Das Menschliche Maß in der Architektur zu berücksichtigen sollte selbstverständlich sein — es sollte die wichtigste Voraussetzung und Grundlage aller Entwürfe darstellen. Leider ist das aber nicht immer der Fall, und wenn man es unter diesem Aspekt genauer untersucht, nur um dann feststellen zu müssen, wie selten es tatsächlich der Fall ist (und anscheinend sogar immer weniger), dann kann das schon erschrecken und nachdenklich machen.
Ich möchte hier auf beide Aspekte, den objektiv meßbaren der Körpergröße und den subjektiv erfahrbaren des Empfindens näher eingehen. Natürlich hängen beide auch eng miteinander zusammen.
Als bekannt kann die Schrittweite vorausgesetzt werden, nach der Treppen zu bemessen sind. Es gibt ein bestimmtes Verhältnis von Stufentiefe und -höhe, das ein angenehmes Voranschreiten und Aufwärtssteigen ermöglicht. Manchmal mag das bei der Konzeption einer Treppe aus ganz bestimmten Gründen nicht uneingeschänkt einzuhalten sein, aber oft bestünden in dieser Hinsicht keinerlei Schwierigkeiten, und trotzdem werden dann Treppen so bemessen, daß sie zum Hindernis werden. Dies ist ein Beispiel für das Menschliche Maß. Der Mensch sollte zugrunde gelegt werden, nicht das intellektuelle Postulat, nicht irgendeine abstrakte Ästhetik.
Weitere Beispiele, neben Treppen, wären Gebäudehöhen, Gestaltung der Gebäudefassade sowie der Eingänge. Ferner: Raumproportionen, Lichtverhältnisse, Winkel und Ecken, Inneneinrichtung, verwendete Baumaterialien und -Farben, Akustik, abladende und aufladene Stellen (Kraftfluß), Einsatz von Pflanzen, von Wasser oder anderen Naturressourcen.
Ich möchte mich diesem Thema in erster Linie nicht logisch-rational nähern, sondern intuitiv, und bin der festen Überzeugung, daß dieses intuitive Vorgehen ebenfalls verifizierbar und belegbar ist, nämlich durch eigene praktische Beobachtung. Es gibt Gebäude, die den Menschen, der vor ihnen steht, schrumpfen lassen und damit erniedrigen. Dem Menschen wird klargemacht: "Du bist nur ein Nichts, ein kleines Rädchen in einem großen Getriebe — ich, das Gebäude, bin groß, wichtig, bedeutsam, aber du, der Mensch, bist klein, unwichtig und bedeutungslos." Umgekehrt gibt es Bauwerke, die den Menschen nicht nur respektieren, sondern die ihm sogar ganz bewußt Würde und Kraft zuströmen lassen. Jeder kennt das Beispiel der gotischen Kathedralen, die zwar in maximale Höhen zu streben suchten, aber dennoch durch die Anordnung ihrer Spitzbögen den Menschen, der ihnen begegnete und in sie eintrat, mit empornahmen und emporhoben.
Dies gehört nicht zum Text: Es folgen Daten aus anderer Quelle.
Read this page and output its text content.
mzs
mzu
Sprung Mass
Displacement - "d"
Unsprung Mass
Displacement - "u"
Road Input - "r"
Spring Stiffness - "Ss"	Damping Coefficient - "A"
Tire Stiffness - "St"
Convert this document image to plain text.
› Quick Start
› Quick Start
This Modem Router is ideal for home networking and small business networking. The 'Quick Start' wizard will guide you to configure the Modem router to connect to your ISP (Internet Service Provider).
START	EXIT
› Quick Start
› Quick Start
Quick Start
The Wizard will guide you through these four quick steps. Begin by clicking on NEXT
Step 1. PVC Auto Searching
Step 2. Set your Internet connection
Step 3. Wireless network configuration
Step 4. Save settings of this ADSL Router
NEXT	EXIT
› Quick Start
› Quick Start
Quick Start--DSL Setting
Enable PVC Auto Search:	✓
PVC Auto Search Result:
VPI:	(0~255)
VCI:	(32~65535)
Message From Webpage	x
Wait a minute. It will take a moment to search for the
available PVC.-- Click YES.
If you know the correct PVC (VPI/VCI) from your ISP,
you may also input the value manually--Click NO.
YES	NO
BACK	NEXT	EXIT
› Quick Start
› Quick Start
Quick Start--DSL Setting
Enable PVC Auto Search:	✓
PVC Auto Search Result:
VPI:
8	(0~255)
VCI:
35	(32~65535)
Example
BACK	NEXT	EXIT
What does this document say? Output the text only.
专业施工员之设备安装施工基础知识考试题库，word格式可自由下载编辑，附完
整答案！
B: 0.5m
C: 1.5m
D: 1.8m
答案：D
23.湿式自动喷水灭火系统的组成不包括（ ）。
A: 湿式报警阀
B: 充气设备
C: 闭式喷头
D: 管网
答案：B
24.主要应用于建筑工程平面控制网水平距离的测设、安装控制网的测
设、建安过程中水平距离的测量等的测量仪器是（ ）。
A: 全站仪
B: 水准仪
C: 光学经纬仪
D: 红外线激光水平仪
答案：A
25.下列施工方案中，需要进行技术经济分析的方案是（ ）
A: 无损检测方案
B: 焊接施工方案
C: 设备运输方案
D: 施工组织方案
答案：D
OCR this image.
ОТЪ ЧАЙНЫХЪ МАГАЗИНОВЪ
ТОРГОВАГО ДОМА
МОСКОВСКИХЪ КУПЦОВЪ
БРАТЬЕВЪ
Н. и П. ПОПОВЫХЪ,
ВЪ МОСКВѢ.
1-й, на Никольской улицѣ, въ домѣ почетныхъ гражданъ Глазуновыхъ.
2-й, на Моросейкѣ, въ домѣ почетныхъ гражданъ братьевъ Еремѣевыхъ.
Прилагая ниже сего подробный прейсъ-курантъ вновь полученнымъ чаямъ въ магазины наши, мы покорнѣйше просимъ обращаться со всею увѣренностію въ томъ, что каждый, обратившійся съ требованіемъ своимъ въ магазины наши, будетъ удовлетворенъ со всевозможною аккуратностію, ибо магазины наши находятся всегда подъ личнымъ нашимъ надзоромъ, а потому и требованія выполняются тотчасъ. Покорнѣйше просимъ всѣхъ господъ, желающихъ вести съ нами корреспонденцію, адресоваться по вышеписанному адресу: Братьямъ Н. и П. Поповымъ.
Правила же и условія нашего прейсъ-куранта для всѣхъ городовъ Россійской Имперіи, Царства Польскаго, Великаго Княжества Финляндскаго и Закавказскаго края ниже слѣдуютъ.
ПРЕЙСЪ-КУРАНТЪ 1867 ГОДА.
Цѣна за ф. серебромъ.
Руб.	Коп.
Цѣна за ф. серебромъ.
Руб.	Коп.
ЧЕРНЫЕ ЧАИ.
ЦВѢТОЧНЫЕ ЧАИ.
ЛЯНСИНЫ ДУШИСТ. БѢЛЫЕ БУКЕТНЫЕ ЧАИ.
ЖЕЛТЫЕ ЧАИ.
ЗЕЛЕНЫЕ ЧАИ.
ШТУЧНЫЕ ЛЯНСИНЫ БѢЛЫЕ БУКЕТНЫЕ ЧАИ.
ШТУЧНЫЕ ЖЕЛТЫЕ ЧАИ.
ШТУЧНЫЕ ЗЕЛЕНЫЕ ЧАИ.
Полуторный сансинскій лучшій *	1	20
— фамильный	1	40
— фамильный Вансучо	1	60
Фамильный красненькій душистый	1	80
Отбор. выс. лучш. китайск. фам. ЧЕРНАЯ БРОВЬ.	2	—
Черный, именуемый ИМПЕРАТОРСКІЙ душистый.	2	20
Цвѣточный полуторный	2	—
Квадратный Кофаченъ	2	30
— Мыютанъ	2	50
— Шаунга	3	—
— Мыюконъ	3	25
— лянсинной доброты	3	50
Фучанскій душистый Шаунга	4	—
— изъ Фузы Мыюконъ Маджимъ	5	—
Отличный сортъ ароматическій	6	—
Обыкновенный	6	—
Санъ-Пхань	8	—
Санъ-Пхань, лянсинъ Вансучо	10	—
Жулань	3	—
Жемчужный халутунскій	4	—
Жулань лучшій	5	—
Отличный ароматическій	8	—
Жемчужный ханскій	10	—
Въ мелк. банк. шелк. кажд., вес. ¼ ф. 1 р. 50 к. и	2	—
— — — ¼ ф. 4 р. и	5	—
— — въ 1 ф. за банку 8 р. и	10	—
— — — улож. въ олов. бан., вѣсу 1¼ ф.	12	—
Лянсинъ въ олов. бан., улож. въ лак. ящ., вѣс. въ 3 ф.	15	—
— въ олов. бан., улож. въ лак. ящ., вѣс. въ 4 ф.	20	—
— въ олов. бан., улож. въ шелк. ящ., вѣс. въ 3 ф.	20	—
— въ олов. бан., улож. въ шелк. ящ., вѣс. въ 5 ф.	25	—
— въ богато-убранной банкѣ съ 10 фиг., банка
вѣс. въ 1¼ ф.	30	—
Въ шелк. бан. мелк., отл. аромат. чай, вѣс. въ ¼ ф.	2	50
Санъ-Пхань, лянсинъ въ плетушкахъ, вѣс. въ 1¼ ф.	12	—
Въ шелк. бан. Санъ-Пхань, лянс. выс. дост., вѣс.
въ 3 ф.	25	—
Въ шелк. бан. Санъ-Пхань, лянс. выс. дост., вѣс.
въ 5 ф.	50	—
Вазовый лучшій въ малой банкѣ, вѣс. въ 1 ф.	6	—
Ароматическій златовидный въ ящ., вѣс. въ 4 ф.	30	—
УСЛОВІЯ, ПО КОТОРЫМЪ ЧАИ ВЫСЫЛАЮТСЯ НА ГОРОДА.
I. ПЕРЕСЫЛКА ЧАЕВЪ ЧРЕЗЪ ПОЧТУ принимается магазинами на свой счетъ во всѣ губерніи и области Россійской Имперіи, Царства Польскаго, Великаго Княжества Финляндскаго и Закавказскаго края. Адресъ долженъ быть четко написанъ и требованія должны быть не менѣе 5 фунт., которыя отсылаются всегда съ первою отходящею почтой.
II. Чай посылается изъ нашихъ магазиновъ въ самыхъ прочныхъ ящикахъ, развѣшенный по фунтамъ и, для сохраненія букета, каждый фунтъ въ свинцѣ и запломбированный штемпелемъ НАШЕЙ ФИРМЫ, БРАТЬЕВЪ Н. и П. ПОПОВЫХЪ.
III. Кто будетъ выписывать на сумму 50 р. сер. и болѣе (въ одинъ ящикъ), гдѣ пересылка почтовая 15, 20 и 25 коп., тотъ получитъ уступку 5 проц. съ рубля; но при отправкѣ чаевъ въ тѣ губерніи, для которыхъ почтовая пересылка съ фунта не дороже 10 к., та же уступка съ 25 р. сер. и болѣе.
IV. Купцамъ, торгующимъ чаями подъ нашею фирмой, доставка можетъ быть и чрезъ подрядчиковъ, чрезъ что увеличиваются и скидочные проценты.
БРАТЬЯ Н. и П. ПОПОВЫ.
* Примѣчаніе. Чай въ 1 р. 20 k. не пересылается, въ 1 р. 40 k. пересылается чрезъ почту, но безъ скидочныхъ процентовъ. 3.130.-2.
Wenn es etwas gibt, an dem Architektur sich messen lassen sollte, dann ist es, ob die Würde des Menschen verkleinert oder bestätigt wird. Eine Geringschätzung des Menschlichen Maßes führt zur Geringschätzung des Menschen, für den das Gebäude eigentlich da sein sollte. Es offenbart sich dann nicht zuletzt die Denkweise derjenigen, die solche Gebäude erschaffen haben.
Das Größen- bzw. Verhältnismaß ist nur ein Aspekt von menschenfreundlicher Gestaltung — wenn auch einer der wichtigsten. Es wurden bereits erwähnt: Farbgestaltung, Materialabstimmung, Umgang mit Licht und Frischluft, räumliche Proportionen, nicht zuletzt Klangeindruck; und es gibt etliches weiteres zu berücksichtigen. Auch bei alledem kommt so etwas wie ein Menschliches Maß vor, nämlich als etwas, das in der Gesamtheit der komponierten Resonanzen dem Menschen entgegenkommt und ihn zu bereichern sucht.
Ich spreche dabei immer noch von subjektiver Wahrnehmung und von Intuition. Das Wort "Maß" deutet darauf hin, daß es da etwas zu "messen" gäbe, und dies wird zumeist unmittelbar mit rationalem Denken verknüpft. Das rationale Denken kann aber dazu herhalten, vieles zu rechtfertigen und eine ganze Menge von fürchterlichem Unsinn gleich mit dazu. Es gibt noch andere Kriterien, die als "nicht objektiv meßbar" bezeichnet werden — subjektive also. Dennoch sind diese wahrnehmbar! Zwar läßt sich über Geschmack viel und trefflich streiten, aber dennoch ist auch diese subjektive Wahrnehmung in den meisten Fällen überraschend ähnlich. Solange ihr Gehirn nicht völlig von abstrakten Konzepten und entlegenen Theorien vernebelt ist, nehmen Menschen verblüffend ähnlich wahr. Die Reaktion auf ein menschenfreundlich gestaltetes Gebäude ist zumeist genau so einhellig wie die auf ein abweisend und fremd wirkendes Bauwerk.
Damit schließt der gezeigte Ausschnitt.